You work at a company called Carbon America. If you had one minute to describe the purpose and mission of the company to your grandma, what would you say?
The purpose of carbon America is to combat global climate change by significantly reducing the carbon dioxide emissions from fossil fuel power plants and from industrial processes like the production of steel and cement. This is accomplished by a process called carbon Capture and sequestration, in which over 95% of the carbon dioxide is first separated from the exhaust of the power plant or industrial site, and then it is permanently stored or sequestered in deep geological formations. Carbon America's mission is to sequester as much CO2 as possible as quickly as possible. This involves both implementing carbon capture and sequestration projects using the technology that exists today and by developing new technologies that we think will work best in the future.
Why is carbon capture important in our efforts to decarbonize the economy?
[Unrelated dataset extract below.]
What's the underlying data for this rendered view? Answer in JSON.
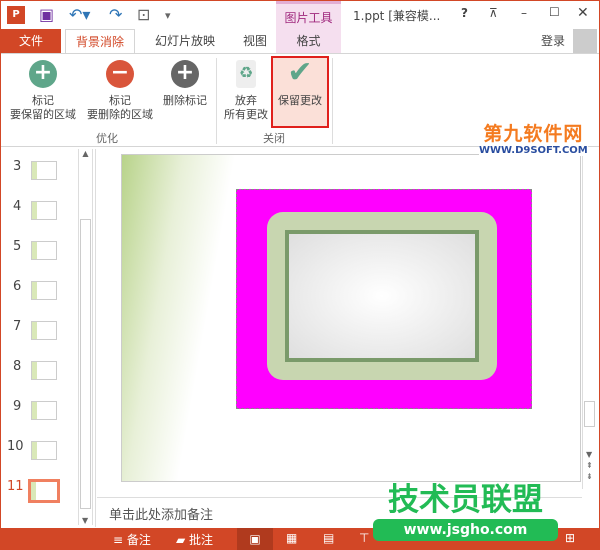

Carbon capture will play an important role in decarbonizing the economy because it allows us to retrofit existing coal and natural gas power plants so that we can continue to have consistent sources of electricity throughout the decarbonization process. Renewable electricity generators like wind turbines and solar panels are very effective and economical solutions. However, at full scale, they require significant electricity storage infrastructure in addition to significant improvements to the grid transmission and distribution systems. Carbon capture provides a method to significantly reduce emissions while the electricity infrastructure evolves to support full scale renewable generation. In addition, carbon capture provides a solution to the hard to abate industrial sectors like steel production.
What is your job title and what does a typical day look like for you?
My job title is Senior Systems engineer. I work on the process design and analysis for Carbon America's pilot plants and for developing future commercial products for carbon America's novel Cryogenic carbon capture technology called FrostCC. I also work with technoeconomic analysis used to estimate the economic potential of FrosTCC at different electricity generation industrial sites. A typical day for me consists primarily of computerbased thermodynamic process modeling using inhouse modeling tools that carbon America has developed.
I know you found this role while studying for your master’s. How did you learn about the company and meet the people who eventually hired you?
While completing my master's degree at Colorado State University, I worked on a research project that contracted Carbon America's sister company called StorWorks Power. Through this, I got to know Carbon, America's vice president of research and development. Later, he let my graduate advisor know that Carbon America was hiring. I reached out to him and got an interview.
Can you name the other types of engineering jobs at Carbon America and give a brief summary of what each type does?
There are many types of engineers that work at Carbon America. The systems engineers and process engineers like me, work on designing and analyzing how the network of equipment works together without getting into the specific design of individual pieces of equipment. The mechanical engineers work on designing the individual pieces of equipment, like the heat exchangers used in the process. The test engineers run tests and collect data from in house experiments that go on and will run tests for the up and coming pilot planes. The modeling engineers work on developing the in house modeling tools. They also dynamically simulate the experiments and pilot plants and use that data to validate their models.
Can you describe other technical or field job roles at Carbon America?
The technical jobs at Carbon America are both computer based and field related. So far, all of my work has been computer based. However, many engineers have hands on with the in house experiments. Additionally, Carbon America is finishing up commissioning of a pilot plant at the National Carbon Capture center in Alabama. Currently, many engineers are traveling back and forth to Alabama to assist with commissioning and very soon will serve as plant operators during testing. Also, Carbon America has employed shop technicians for in house manufacturing for the test and pilot plant.
What has been your proudest accomplishment while working at Carbon America?
I have contributed significantly to the design of what we expect will be the first commercial product for FrostCC. This design has been used in applications for funding that hopefully will fund our first commercial pilot. So that will be a huge accomplishment if and when that funding comes through, and I'm proud of that design.
If you met a person aspiring to get a job in the carbon capture industry, what words of advice would you share?
I was fortunate in that my master's degree led right into my current job. However, I will say that in any industry, especially in clean energy or carbon capture, I would say that hard work and dedication really speaks for itself, and being able to show that will go a long way. It's also important to be passionate and knowledgeable about whatever field that you're interested in getting into. So knowing about the pluses and minuses of carbon capture and what its potential is is very valuable. And being passionate about its potential also, don't be afraid to put yourself out there and to make connections in the community, because at least for me, the job prospect came from a previous connection, and so it's very valuable to be able to put yourself out there and let people know that you're available.